# Acceptable Use: Claude Code for Autoresearch

While building our autoresearch harness — an automated loop that calls `claude --print` programmatically to generate code, train, evaluate, and iterate — we paused to investigate whether this use pattern is actually permitted under Anthropic's policies.

## The question

Our orchestrator calls Claude Code's CLI 20 times in a loop with no human intervention between iterations. Is this allowed?

## What we found

**The activity itself is clearly supported.** Claude Code provides `--print` mode, `--output-format json`, `--allowedTools`, and `--no-session-persistence` specifically for scripted and programmatic use. The docs include examples of fan-out loops. GitHub Actions integration is a first-party feature with zero human involvement.

**But the authentication method matters:**

- **API keys** (Commercial Terms): No prohibition on automated use. This is the clean path for automated pipelines.
- **Consumer plan OAuth** (Free/Pro/Max): The Consumer Terms of Service prohibit access "through automated or non-human means, whether through a bot, script, or otherwise" — with exceptions for API keys and where Anthropic explicitly permits it.

The Consumer Terms also state that advertised usage limits "assume ordinary, individual usage." Running 20 iterations of Opus with high effort in an automated loop is arguably outside ordinary individual usage.

## The relevant AUP restrictions

From Anthropic's Acceptable Use Policy, the restrictions most relevant to ML research automation:

1. **Don't use outputs to train competing AI models** — Training a Fashion-MNIST classifier is fine; training a competing LLM would not be.
2. **Don't bypass guardrails** — We disabled a plugin that false-positived on `model.eval()`, but we're not circumventing safety measures.
3. **Don't build competing products/services** — Research tooling for your own use is not a competing product.
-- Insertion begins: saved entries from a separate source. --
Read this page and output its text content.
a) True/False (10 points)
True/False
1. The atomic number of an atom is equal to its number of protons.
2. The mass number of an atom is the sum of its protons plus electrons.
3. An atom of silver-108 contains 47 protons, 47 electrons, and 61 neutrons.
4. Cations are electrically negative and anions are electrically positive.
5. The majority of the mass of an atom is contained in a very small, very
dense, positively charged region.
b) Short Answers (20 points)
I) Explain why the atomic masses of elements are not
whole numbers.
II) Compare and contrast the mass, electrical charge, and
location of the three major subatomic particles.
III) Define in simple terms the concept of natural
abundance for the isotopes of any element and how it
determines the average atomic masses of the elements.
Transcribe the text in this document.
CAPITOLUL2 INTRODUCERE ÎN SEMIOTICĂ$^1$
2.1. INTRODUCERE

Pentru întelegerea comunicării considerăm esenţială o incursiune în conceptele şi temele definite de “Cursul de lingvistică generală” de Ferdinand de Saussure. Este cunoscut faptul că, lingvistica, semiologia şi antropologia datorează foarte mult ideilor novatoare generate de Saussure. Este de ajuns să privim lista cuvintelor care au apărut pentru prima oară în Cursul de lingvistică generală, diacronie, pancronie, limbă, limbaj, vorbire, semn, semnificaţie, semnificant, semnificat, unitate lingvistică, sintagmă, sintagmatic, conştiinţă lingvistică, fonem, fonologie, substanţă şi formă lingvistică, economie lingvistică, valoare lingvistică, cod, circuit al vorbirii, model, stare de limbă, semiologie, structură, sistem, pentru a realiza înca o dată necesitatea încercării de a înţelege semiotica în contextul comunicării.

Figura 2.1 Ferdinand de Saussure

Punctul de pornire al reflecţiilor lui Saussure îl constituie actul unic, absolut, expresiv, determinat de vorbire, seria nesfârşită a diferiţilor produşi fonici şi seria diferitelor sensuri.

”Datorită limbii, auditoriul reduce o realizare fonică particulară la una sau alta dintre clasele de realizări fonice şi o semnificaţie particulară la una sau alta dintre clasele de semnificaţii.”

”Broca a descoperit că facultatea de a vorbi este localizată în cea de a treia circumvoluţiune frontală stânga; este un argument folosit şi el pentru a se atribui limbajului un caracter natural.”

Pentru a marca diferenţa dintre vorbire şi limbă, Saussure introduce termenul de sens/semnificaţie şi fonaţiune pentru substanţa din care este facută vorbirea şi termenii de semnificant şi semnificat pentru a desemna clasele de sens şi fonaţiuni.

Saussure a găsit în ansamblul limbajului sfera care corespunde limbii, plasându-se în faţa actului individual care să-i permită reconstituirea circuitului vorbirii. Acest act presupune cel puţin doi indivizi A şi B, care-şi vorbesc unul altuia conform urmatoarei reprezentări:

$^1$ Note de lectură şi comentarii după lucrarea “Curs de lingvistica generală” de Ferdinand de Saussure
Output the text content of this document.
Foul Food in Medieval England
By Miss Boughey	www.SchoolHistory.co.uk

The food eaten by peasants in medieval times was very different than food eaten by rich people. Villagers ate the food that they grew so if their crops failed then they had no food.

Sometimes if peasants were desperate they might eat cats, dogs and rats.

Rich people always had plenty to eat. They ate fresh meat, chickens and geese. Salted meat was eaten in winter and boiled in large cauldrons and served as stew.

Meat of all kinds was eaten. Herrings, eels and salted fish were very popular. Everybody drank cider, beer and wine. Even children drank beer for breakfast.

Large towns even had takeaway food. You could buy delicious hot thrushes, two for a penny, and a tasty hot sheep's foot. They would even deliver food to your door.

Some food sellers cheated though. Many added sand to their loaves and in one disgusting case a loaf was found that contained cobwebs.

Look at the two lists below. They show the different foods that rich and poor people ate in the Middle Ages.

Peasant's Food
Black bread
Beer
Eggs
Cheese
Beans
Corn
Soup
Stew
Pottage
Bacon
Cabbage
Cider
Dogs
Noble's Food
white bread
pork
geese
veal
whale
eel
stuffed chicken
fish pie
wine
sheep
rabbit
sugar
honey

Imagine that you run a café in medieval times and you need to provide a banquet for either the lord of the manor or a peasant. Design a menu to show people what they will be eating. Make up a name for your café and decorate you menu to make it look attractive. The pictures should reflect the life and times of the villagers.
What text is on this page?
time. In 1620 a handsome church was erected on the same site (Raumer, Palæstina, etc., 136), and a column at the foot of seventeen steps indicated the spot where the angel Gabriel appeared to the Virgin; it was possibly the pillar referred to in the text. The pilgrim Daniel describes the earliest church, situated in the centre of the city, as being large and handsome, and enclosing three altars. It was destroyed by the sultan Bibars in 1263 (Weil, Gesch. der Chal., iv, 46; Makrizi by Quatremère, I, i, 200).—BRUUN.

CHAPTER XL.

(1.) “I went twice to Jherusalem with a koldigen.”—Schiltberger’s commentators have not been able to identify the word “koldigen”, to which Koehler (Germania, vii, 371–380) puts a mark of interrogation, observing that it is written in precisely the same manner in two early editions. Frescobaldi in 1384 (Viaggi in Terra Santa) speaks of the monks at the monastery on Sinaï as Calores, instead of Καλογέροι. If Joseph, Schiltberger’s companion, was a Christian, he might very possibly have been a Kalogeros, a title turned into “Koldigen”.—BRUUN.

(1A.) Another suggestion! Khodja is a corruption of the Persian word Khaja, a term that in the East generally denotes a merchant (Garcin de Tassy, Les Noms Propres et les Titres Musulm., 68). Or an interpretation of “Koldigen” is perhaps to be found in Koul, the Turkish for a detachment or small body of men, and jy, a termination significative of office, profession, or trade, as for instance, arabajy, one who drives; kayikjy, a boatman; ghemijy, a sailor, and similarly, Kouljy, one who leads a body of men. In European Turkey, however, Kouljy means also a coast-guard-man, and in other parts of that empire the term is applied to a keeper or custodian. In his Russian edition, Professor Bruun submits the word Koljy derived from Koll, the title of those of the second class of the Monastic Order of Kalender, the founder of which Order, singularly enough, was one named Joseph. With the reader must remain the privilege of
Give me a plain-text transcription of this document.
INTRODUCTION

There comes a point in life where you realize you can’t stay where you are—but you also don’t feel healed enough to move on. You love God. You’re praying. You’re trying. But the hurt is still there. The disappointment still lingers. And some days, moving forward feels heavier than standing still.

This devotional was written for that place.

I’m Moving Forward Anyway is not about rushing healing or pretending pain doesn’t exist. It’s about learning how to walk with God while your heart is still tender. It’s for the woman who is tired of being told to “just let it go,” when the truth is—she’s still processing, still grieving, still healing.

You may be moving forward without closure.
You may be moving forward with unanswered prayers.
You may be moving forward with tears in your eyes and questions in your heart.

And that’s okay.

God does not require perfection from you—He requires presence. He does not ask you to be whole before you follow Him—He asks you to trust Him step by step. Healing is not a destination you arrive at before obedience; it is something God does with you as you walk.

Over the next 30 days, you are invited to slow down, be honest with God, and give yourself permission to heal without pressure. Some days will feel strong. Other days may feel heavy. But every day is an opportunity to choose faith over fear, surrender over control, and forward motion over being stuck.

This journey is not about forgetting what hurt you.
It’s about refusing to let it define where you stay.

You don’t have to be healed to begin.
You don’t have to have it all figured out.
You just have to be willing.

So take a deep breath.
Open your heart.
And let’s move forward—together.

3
Nothing in the AUP prohibits automated code generation loops, ML research, or programmatic CLI usage per se.

## What we changed

We added a `.env` file to our autoresearch project that holds an `ANTHROPIC_API_KEY`. The orchestrator loads it and injects it into the `claude --print` subprocess environment only. This means:

- **Experiment loop**: Uses API key → Commercial Terms → automated use explicitly allowed
- **Interactive sessions**: Keep using OAuth/Max subscription → unaffected

The `.env` is gitignored to prevent accidental key exposure.

## Takeaway

If you're building automated pipelines around Claude Code, use an API key. The CLI is designed for programmatic use, but the legal terms around it depend on how you authenticate. API keys under Commercial Terms have no automation restrictions. Consumer plan OAuth is designed for interactive, individual use — even though the CLI technically supports both patterns under either auth method.

This is a case where the technical capability and the legal permission don't perfectly overlap, and the fix is straightforward: use the right auth method for the right context.